We invite presentations from researchers and practitioners in South Africa and Africa, from any disciplinary orientation in response (but certainly not limited) to the following provocations:

  • How are ecological/environmental researchers using communication forms, strategies, or platforms to further the aims of their research projects?
  • What role in specific do social media platforms such as Instagram, Facebook and Twitter play in ecological research processes?
  • How are media and communications researchers tackling topics specific to the environmental and ecological?
  • What forms of citizen science in eco-research use what kinds of communicative modalities, and to what effect?
  • What forms of connection and participation, for “ordinary” people in eco-science research, do communicative technologies and strategies allow?
  • To what extent does eco-communication research resonate differently in urban and rural settings?
  • What values, ideologies or moral stances are produced through environmental communications?
  • How are citizens/consumers considered, constructed, and hailed in ecological communications?
  • How do powerful organisations, such as corporations and governments, use communications in relation to ecological issues and projects?
  • How do ecological scientists theorise media?
  • How do media researchers theorise ecology?
  • To what extent can communications be considered the bridge between scientists and citizens, and if so, how?
  • What forms of researcher reflexivity are demanded by an eco-communications framing?
  • What aspects of scientific ecological research are most conducive to the communications project? And which, in turn are not?
  • How might communications tools and formats be best deployed in service of ecological science research projects?
  • Are communications simply tools that should be deployed in service of a normative scientific agenda?
  • Do ecological and environmental scientists care about how to communicate their research to a broader public? Should they?
  • How might eco-communications practices, strategies, experiments and even failures construct different publics?
  • Who gets to create ecological or environmental communications campaigns, and what social, economic, political and cultural resources do they mobilise in this task?
  • Who receives, uses, enjoys or ignores eco-communications, how and why?

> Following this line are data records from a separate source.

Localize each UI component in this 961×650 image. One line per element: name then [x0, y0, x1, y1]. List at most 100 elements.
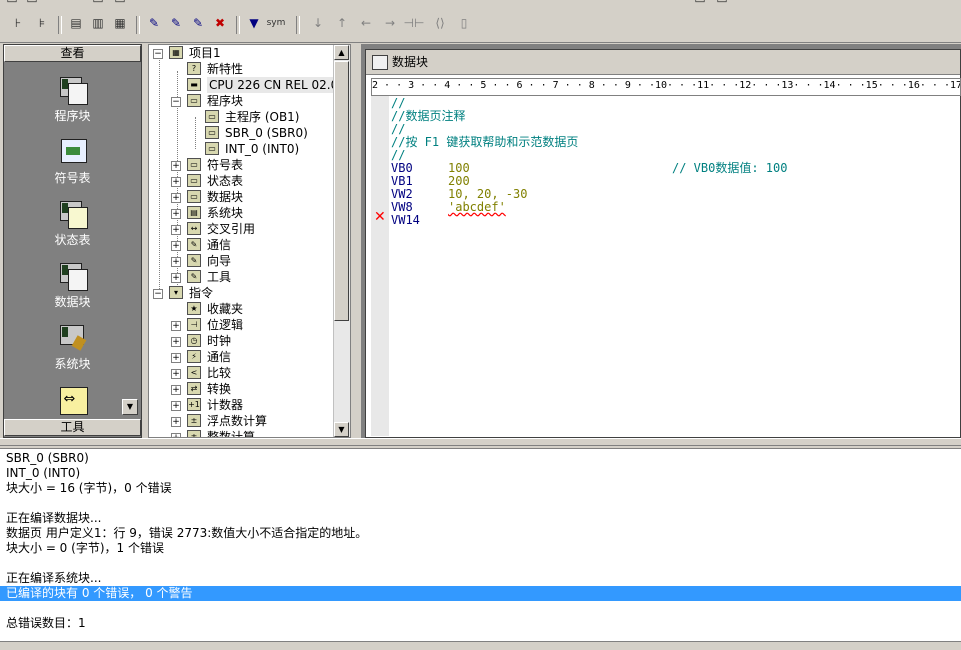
favorites-icon: ★ [187, 302, 201, 315]
new-features-icon: ? [187, 62, 201, 75]
tree-item-label: 符号表 [207, 158, 244, 172]
expand-icon[interactable]: + [171, 353, 181, 363]
collapse-icon[interactable]: − [171, 97, 181, 107]
tree-scroll-thumb[interactable] [334, 61, 349, 321]
insert-left-line-icon[interactable]: ← [356, 14, 376, 32]
insert-up-line-icon[interactable]: ↑ [332, 14, 352, 32]
insert-right-line-icon[interactable]: → [380, 14, 400, 32]
paste-icon[interactable]: ▭ [88, 0, 108, 8]
expand-icon[interactable]: + [171, 273, 181, 283]
view-item-data-block[interactable]: 数据块 [4, 261, 141, 317]
insert-down-line-icon[interactable]: ↓ [308, 14, 328, 32]
expand-icon[interactable]: + [171, 177, 181, 187]
data-block-window: 数据块 2 · · 3 · · 4 · · 5 · · 6 · · 7 · · … [365, 49, 961, 438]
expand-icon[interactable]: + [171, 385, 181, 395]
compile-all-icon[interactable]: ▭ [712, 0, 732, 8]
copy-icon[interactable]: ▭ [22, 0, 42, 8]
output-line: 数据页 用户定义1：行 9，错误 2773:数值大小不适合指定的地址。 [6, 526, 368, 540]
code-area[interactable]: ////数据页注释////按 F1 键获取帮助和示范数据页//VB0 100// … [391, 97, 956, 417]
collapse-icon[interactable]: − [153, 49, 163, 59]
project-tree: − ▦ 项目1 ? 新特性 ▬ CPU 226 CN REL 02.01− ▭ 程序块 ▭ 主… [148, 44, 351, 438]
cross-reference-icon: ↔ [187, 222, 201, 235]
expand-icon[interactable]: + [171, 321, 181, 331]
unforce-icon[interactable]: ✎ [166, 14, 186, 32]
output-line: SBR_0 (SBR0) [6, 451, 89, 465]
expand-icon[interactable]: + [171, 257, 181, 267]
counter-icon: +1 [187, 398, 201, 411]
expand-icon[interactable]: + [171, 401, 181, 411]
view-bar-scroll-down-button[interactable]: ▼ [122, 399, 138, 415]
single-step-icon[interactable]: ⊦ [8, 14, 28, 32]
float-math-icon: ± [187, 414, 201, 427]
undo-icon[interactable]: ▭ [110, 0, 130, 8]
expand-icon[interactable]: + [171, 225, 181, 235]
compile-icon[interactable]: ▭ [690, 0, 710, 8]
convert-icon: ⇄ [187, 382, 201, 395]
insert-contact-icon[interactable]: ⊣⊢ [404, 14, 425, 32]
view-item-status-table[interactable]: 状态表 [4, 199, 141, 255]
data-block-icon [58, 261, 88, 291]
tree-item-label: INT_0 (INT0) [225, 142, 300, 156]
tools-icon: ✎ [187, 270, 201, 283]
view-item-program-block[interactable]: 程序块 [4, 75, 141, 131]
breakpoint-icon[interactable]: ⊧ [32, 14, 52, 32]
output-line: 已编译的块有 0 个错误， 0 个警告 [6, 586, 193, 600]
read-all-forced-icon[interactable]: ✖ [210, 14, 230, 32]
output-line: 块大小 = 16 (字节)，0 个错误 [6, 481, 172, 495]
pane-splitter[interactable] [0, 438, 961, 446]
communication-icon: ⚡ [187, 350, 201, 363]
force-icon[interactable]: ✎ [144, 14, 164, 32]
expand-icon[interactable]: + [171, 161, 181, 171]
expand-icon[interactable]: + [171, 193, 181, 203]
tree-item-label: 通信 [207, 350, 232, 364]
unforce-all-icon[interactable]: ✎ [188, 14, 208, 32]
trend-view-icon[interactable]: ▼ [244, 14, 264, 32]
tree-item-label: 新特性 [207, 62, 244, 76]
bit-logic-icon: ⊣ [187, 318, 201, 331]
system-block-icon: ▤ [187, 206, 201, 219]
symbol-table-icon [58, 137, 88, 165]
subroutine-icon: ▭ [205, 126, 219, 139]
clock-icon: ◷ [187, 334, 201, 347]
program-status-icon[interactable]: ▤ [66, 14, 86, 32]
tree-item-label: 指令 [189, 286, 214, 300]
output-line: 正在编译系统块... [6, 571, 102, 585]
view-item-label: 程序块 [54, 109, 91, 123]
expand-icon[interactable]: + [171, 209, 181, 219]
output-line: 块大小 = 0 (字节)，1 个错误 [6, 541, 164, 555]
output-window: SBR_0 (SBR0) INT_0 (INT0) 块大小 = 16 (字节)，0 … [0, 448, 961, 642]
symbol-addressing-icon[interactable]: sym [266, 14, 286, 32]
tree-item-label: 时钟 [207, 334, 232, 348]
tree-item-label: 状态表 [207, 174, 244, 188]
tree-scroll-down-icon[interactable]: ▼ [334, 422, 349, 437]
expand-icon[interactable]: + [171, 241, 181, 251]
expand-icon[interactable]: + [171, 417, 181, 427]
insert-coil-icon[interactable]: ⟨⟩ [430, 14, 450, 32]
view-bar-title: 查看 [4, 45, 141, 62]
cut-icon[interactable]: ▭ [2, 0, 22, 8]
toolbar-separator [136, 16, 140, 34]
toolbar-separator [236, 16, 240, 34]
expand-icon[interactable]: + [171, 369, 181, 379]
chart-status-icon[interactable]: ▥ [88, 14, 108, 32]
editor-gutter: ✕ [371, 96, 389, 436]
output-line: INT_0 (INT0) [6, 466, 81, 480]
program-block-icon [58, 75, 88, 105]
tree-scrollbar[interactable]: ▲ ▼ [333, 45, 350, 437]
tree-item-label: 比较 [207, 366, 232, 380]
collapse-icon[interactable]: − [153, 289, 163, 299]
view-item-system-block[interactable]: 系统块 [4, 323, 141, 379]
tree-scroll-up-icon[interactable]: ▲ [334, 45, 349, 60]
status-table-icon[interactable]: ▦ [110, 14, 130, 32]
view-item-symbol-table[interactable]: 符号表 [4, 137, 141, 193]
output-line: 总错误数目：1 [6, 616, 86, 630]
error-mark-icon: ✕ [374, 209, 386, 225]
tree-item-label: 计数器 [207, 398, 244, 412]
expand-icon[interactable]: + [171, 337, 181, 347]
view-bar: 查看 程序块 符号表 状态表 数据块 系统块 ⇔ 工具 ▼ [3, 44, 142, 438]
insert-box-icon[interactable]: ▯ [454, 14, 474, 32]
system-block-icon [58, 323, 88, 351]
tree-item-label: 系统块 [207, 206, 244, 220]
tree-item-label: CPU 226 CN REL 02.01 [207, 77, 348, 93]
data-block-icon: ▭ [187, 190, 201, 203]
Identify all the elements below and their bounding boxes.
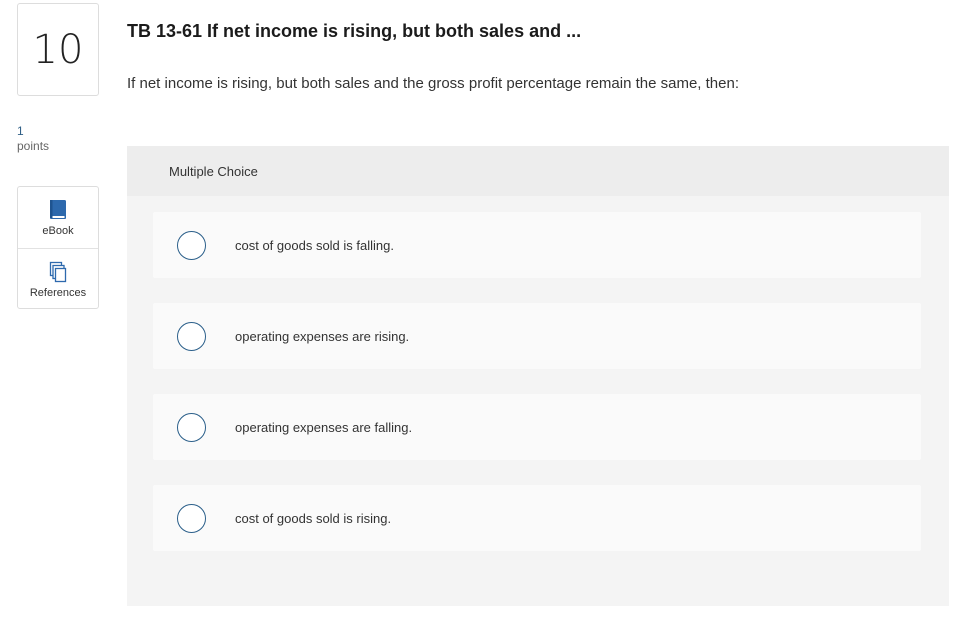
radio-button[interactable] bbox=[177, 230, 206, 260]
radio-button[interactable] bbox=[177, 321, 206, 351]
question-title: TB 13-61 If net income is rising, but bo… bbox=[127, 21, 582, 41]
choice-label: cost of goods sold is falling. bbox=[235, 237, 394, 253]
points-label: points bbox=[17, 139, 50, 153]
choice-option[interactable]: operating expenses are falling. bbox=[153, 394, 921, 460]
tools-panel: eBook References bbox=[17, 186, 99, 309]
choice-option[interactable]: cost of goods sold is rising. bbox=[153, 485, 921, 551]
ebook-label: eBook bbox=[42, 225, 74, 237]
choice-option[interactable]: operating expenses are rising. bbox=[153, 303, 921, 369]
radio-button[interactable] bbox=[177, 503, 206, 533]
question-number: 10 bbox=[17, 3, 99, 96]
question-text: If net income is rising, but both sales … bbox=[127, 75, 740, 92]
choice-label: operating expenses are rising. bbox=[235, 328, 410, 344]
choice-option[interactable]: cost of goods sold is falling. bbox=[153, 212, 921, 278]
references-label: References bbox=[29, 287, 87, 299]
ebook-button[interactable]: eBook bbox=[18, 187, 98, 248]
points-info: 1 points bbox=[17, 124, 49, 154]
documents-icon bbox=[49, 261, 67, 283]
points-value: 1 bbox=[17, 124, 24, 138]
choice-label: operating expenses are falling. bbox=[235, 419, 413, 435]
radio-button[interactable] bbox=[177, 412, 206, 442]
multiple-choice-header: Multiple Choice bbox=[127, 146, 949, 196]
multiple-choice-panel: Multiple Choice cost of goods sold is fa… bbox=[127, 146, 949, 606]
choice-label: cost of goods sold is rising. bbox=[235, 510, 392, 526]
references-button[interactable]: References bbox=[18, 248, 98, 309]
book-icon bbox=[50, 200, 66, 219]
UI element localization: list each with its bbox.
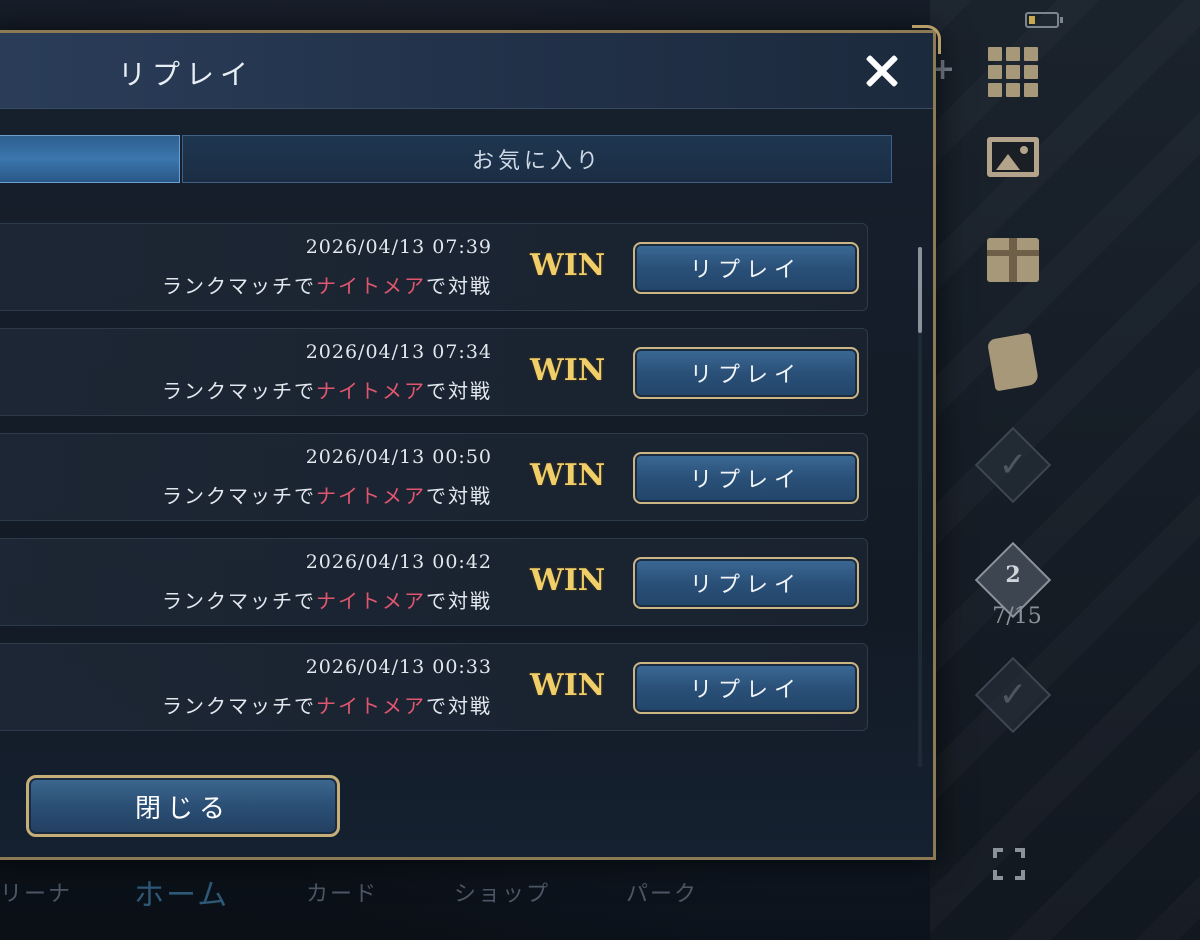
- close-button[interactable]: 閉じる: [26, 775, 340, 837]
- dialog-header: リプレイ: [0, 33, 933, 109]
- replay-description: ランクマッチでナイトメアで対戦: [162, 694, 492, 718]
- result-badge: WIN: [530, 248, 606, 283]
- list-scrollbar[interactable]: [918, 247, 922, 767]
- replay-button[interactable]: リプレイ: [633, 242, 859, 294]
- list-item: 2026/04/13 07:39 ランクマッチでナイトメアで対戦 WIN リプレ…: [0, 223, 868, 311]
- grid-menu-icon[interactable]: [981, 40, 1045, 104]
- replay-description: ランクマッチでナイトメアで対戦: [162, 274, 492, 298]
- gift-icon[interactable]: [981, 228, 1045, 292]
- nav-item-shop[interactable]: ショップ: [454, 876, 550, 908]
- nav-item-arena[interactable]: リーナ: [0, 876, 72, 908]
- replay-date: 2026/04/13 00:33: [305, 656, 492, 678]
- result-badge: WIN: [530, 353, 606, 388]
- mission-completed-marker: ✓: [973, 425, 1053, 505]
- result-badge: WIN: [530, 668, 606, 703]
- fullscreen-icon[interactable]: [993, 848, 1025, 880]
- replay-date: 2026/04/13 00:42: [305, 551, 492, 573]
- scrollbar-thumb[interactable]: [918, 247, 922, 333]
- result-badge: WIN: [530, 458, 606, 493]
- mode-name: ナイトメア: [316, 589, 426, 613]
- nav-item-park[interactable]: パーク: [626, 876, 698, 908]
- scroll-icon[interactable]: [981, 330, 1045, 394]
- replay-button[interactable]: リプレイ: [633, 662, 859, 714]
- side-panel: ✓ 2 7/15 ✓: [965, 0, 1065, 940]
- mission-completed-marker: ✓: [973, 655, 1053, 735]
- replay-description: ランクマッチでナイトメアで対戦: [162, 484, 492, 508]
- mode-name: ナイトメア: [316, 694, 426, 718]
- nav-item-home[interactable]: ホーム: [134, 870, 229, 914]
- replay-button[interactable]: リプレイ: [633, 452, 859, 504]
- mode-name: ナイトメア: [316, 379, 426, 403]
- replay-button[interactable]: リプレイ: [633, 347, 859, 399]
- replay-button[interactable]: リプレイ: [633, 557, 859, 609]
- check-icon: ✓: [998, 445, 1028, 485]
- result-badge: WIN: [530, 563, 606, 598]
- close-icon[interactable]: [862, 51, 902, 91]
- replay-description: ランクマッチでナイトメアで対戦: [162, 379, 492, 403]
- battery-icon: [1025, 12, 1063, 28]
- replay-date: 2026/04/13 07:34: [305, 341, 492, 363]
- tab-favorites[interactable]: お気に入り: [182, 135, 892, 183]
- mission-progress: 7/15: [992, 604, 1042, 629]
- list-item: 2026/04/13 00:42 ランクマッチでナイトメアで対戦 WIN リプレ…: [0, 538, 868, 626]
- bottom-nav: リーナ ホーム カード ショップ パーク: [0, 862, 940, 940]
- mission-level: 2: [1005, 562, 1021, 588]
- list-item: 2026/04/13 07:34 ランクマッチでナイトメアで対戦 WIN リプレ…: [0, 328, 868, 416]
- mode-name: ナイトメア: [316, 274, 426, 298]
- list-item: 2026/04/13 00:50 ランクマッチでナイトメアで対戦 WIN リプレ…: [0, 433, 868, 521]
- replay-description: ランクマッチでナイトメアで対戦: [162, 589, 492, 613]
- mode-name: ナイトメア: [316, 484, 426, 508]
- replay-date: 2026/04/13 00:50: [305, 446, 492, 468]
- photo-edit-icon[interactable]: [981, 125, 1045, 189]
- tab-all[interactable]: [0, 135, 180, 183]
- check-icon: ✓: [998, 675, 1028, 715]
- replay-dialog: リプレイ お気に入り 2026/04/13 07:39 ランクマッチでナイトメア…: [0, 25, 941, 860]
- list-item: 2026/04/13 00:33 ランクマッチでナイトメアで対戦 WIN リプレ…: [0, 643, 868, 731]
- dialog-title: リプレイ: [118, 58, 255, 91]
- replay-date: 2026/04/13 07:39: [305, 236, 492, 258]
- nav-item-card[interactable]: カード: [306, 876, 378, 908]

Please send a paper title, a 300-word abstract and a 100-word biography to Dr Corlia Meyer (corliameyer@sun.ac.za) by 30 September 2022. Invitations for selected abstracts will be made by 25 October 2022.

Location

The symposium will be hosted at Stellenbosch University on 11 November 2022.  There are no symposium or application fees. Unfortunately, no travel or accommodation stipends are available for the symposium.

Format

We hope to have an in-person symposium, but of course this will depend on the state of the Covid-19 pandemic and government travel rules and gathering mandates. We will plan for a blended online-offline event, and for virtual presentations to take place as needed, and will assess the need for such closer to the time of the symposium. Please communicate with us on submission of your abstract if you have strong preferences for either an in-person or online event. We will seek to accommodate all forms of participation, although we aspire to facilitate the kind of exchange and collaboration that comes from a face-to-face meeting as best we can.